[PATCH v3 0/5] Fix Landlock audit test flakiness
Günther Noack
gnoack3000 at gmail.com
Thu Apr 2 20:52:46 UTC 2026
Hello!
On Thu, Apr 02, 2026 at 09:26:01PM +0200, Mickaël Salaün wrote:
> This series fixes two classes of audit selftest failures plus two minor
> bugs in the audit test helpers.
>
> The main issue is that domain deallocation audit records are emitted
> asynchronously from kworker threads and can arrive after a previous
> test's socket has been closed. This causes two distinct failure modes:
>
> - audit_match_record() picks up a stale deallocation record from a
> previous test instead of the expected one, causing a domain ID
> mismatch. The audit.layers test (which reads 16 deallocation records
> in sequence) is particularly vulnerable because the large read window
> allows stale records to interleave.

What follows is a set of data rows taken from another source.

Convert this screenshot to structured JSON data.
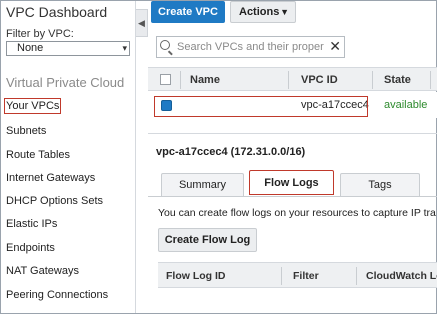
{
  "sidebar": {
    "title": "VPC Dashboard",
    "filter_label": "Filter by VPC:",
    "filter_value": "None",
    "section_title": "Virtual Private Cloud",
    "items": [
      {
        "label": "Your VPCs",
        "active": true
      },
      {
        "label": "Subnets"
      },
      {
        "label": "Route Tables"
      },
      {
        "label": "Internet Gateways"
      },
      {
        "label": "DHCP Options Sets"
      },
      {
        "label": "Elastic IPs"
      },
      {
        "label": "Endpoints"
      },
      {
        "label": "NAT Gateways"
      },
      {
        "label": "Peering Connections"
      }
    ]
  },
  "toolbar": {
    "create_label": "Create VPC",
    "actions_label": "Actions"
  },
  "search": {
    "placeholder": "Search VPCs and their proper"
  },
  "table": {
    "columns": [
      "Name",
      "VPC ID",
      "State"
    ],
    "rows": [
      {
        "name": "",
        "vpc_id": "vpc-a17ccec4",
        "state": "available",
        "selected": true
      }
    ]
  },
  "detail": {
    "title": "vpc-a17ccec4 (172.31.0.0/16)",
    "tabs": [
      {
        "label": "Summary"
      },
      {
        "label": "Flow Logs",
        "active": true
      },
      {
        "label": "Tags"
      }
    ],
    "info_text": "You can create flow logs on your resources to capture IP tra",
    "create_flow_log_label": "Create Flow Log",
    "flow_log_columns": [
      "Flow Log ID",
      "Filter",
      "CloudWatch Lo"
    ]
  },
  "colors": {
    "primary_button": "#1f7ac4",
    "highlight_outline": "#c0392b",
    "state_available": "#2d8a2d"
  }
}
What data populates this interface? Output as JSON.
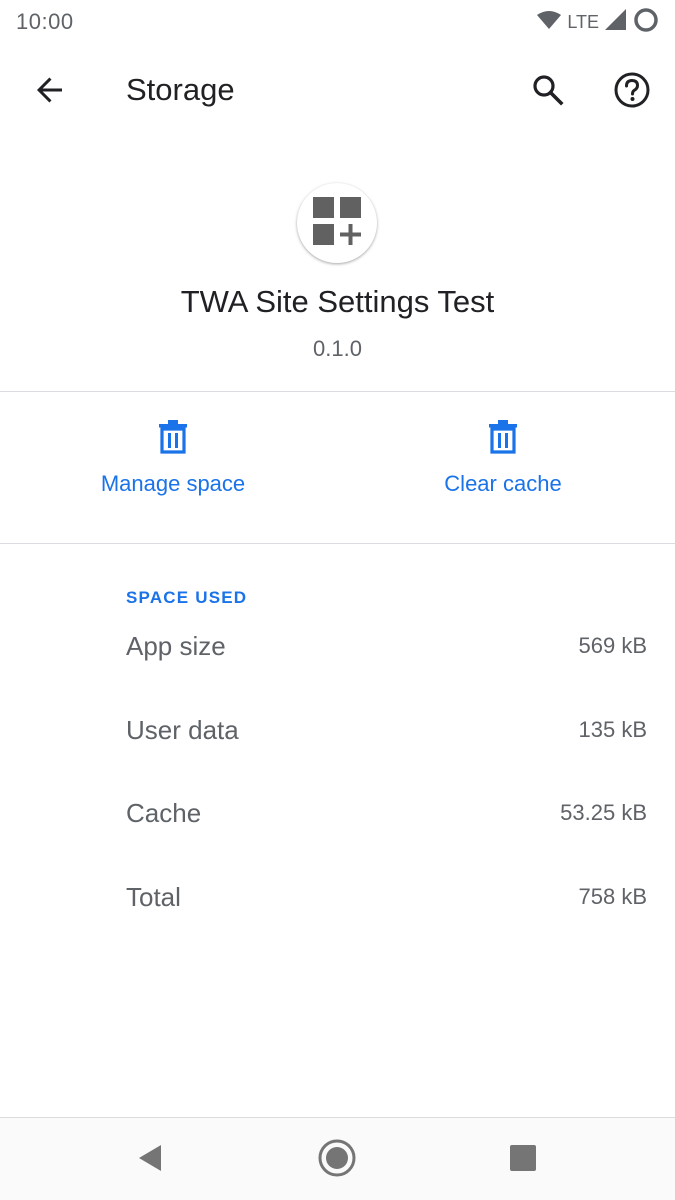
{
  "status_bar": {
    "time": "10:00",
    "network": "LTE"
  },
  "app_bar": {
    "title": "Storage"
  },
  "app_info": {
    "name": "TWA Site Settings Test",
    "version": "0.1.0"
  },
  "actions": {
    "manage_space": "Manage space",
    "clear_cache": "Clear cache"
  },
  "space_used": {
    "header": "SPACE USED",
    "rows": [
      {
        "label": "App size",
        "value": "569 kB"
      },
      {
        "label": "User data",
        "value": "135 kB"
      },
      {
        "label": "Cache",
        "value": "53.25 kB"
      },
      {
        "label": "Total",
        "value": "758 kB"
      }
    ]
  },
  "icons": {
    "back": "arrow-back-icon",
    "search": "search-icon",
    "help": "help-circle-icon",
    "app": "apps-grid-plus-icon",
    "trash": "trash-icon"
  },
  "colors": {
    "accent": "#1a73e8",
    "text_primary": "#202124",
    "text_secondary": "#5f6368",
    "divider": "#dadce0"
  }
}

Patch 4 fixes this by filtering
> deallocation records by domain ID and skipping type-matching records
> with wrong content patterns.
>
> - audit_count_records() counts stale deallocation records from a
> previous test, incrementing records.domain from the expected 0 to 1.
> Patch 3 fixes this by draining stale records at audit_init() time and
> removing records.domain == 0 checks that are not preceded by
> audit_match_record() calls (which would consume stale records).
>
> These races are more likely to manifest when additional instrumentation
> changes kworker timing in the deallocation path (e.g. with the upcoming
> Landlock tracepoints work).
>
> The two minor fixes (patches 1-2) correct a snprintf truncation check
> off-by-one and socket file descriptor leaks on error paths in
> audit_init(), audit_init_with_exe_filter(), and audit_cleanup().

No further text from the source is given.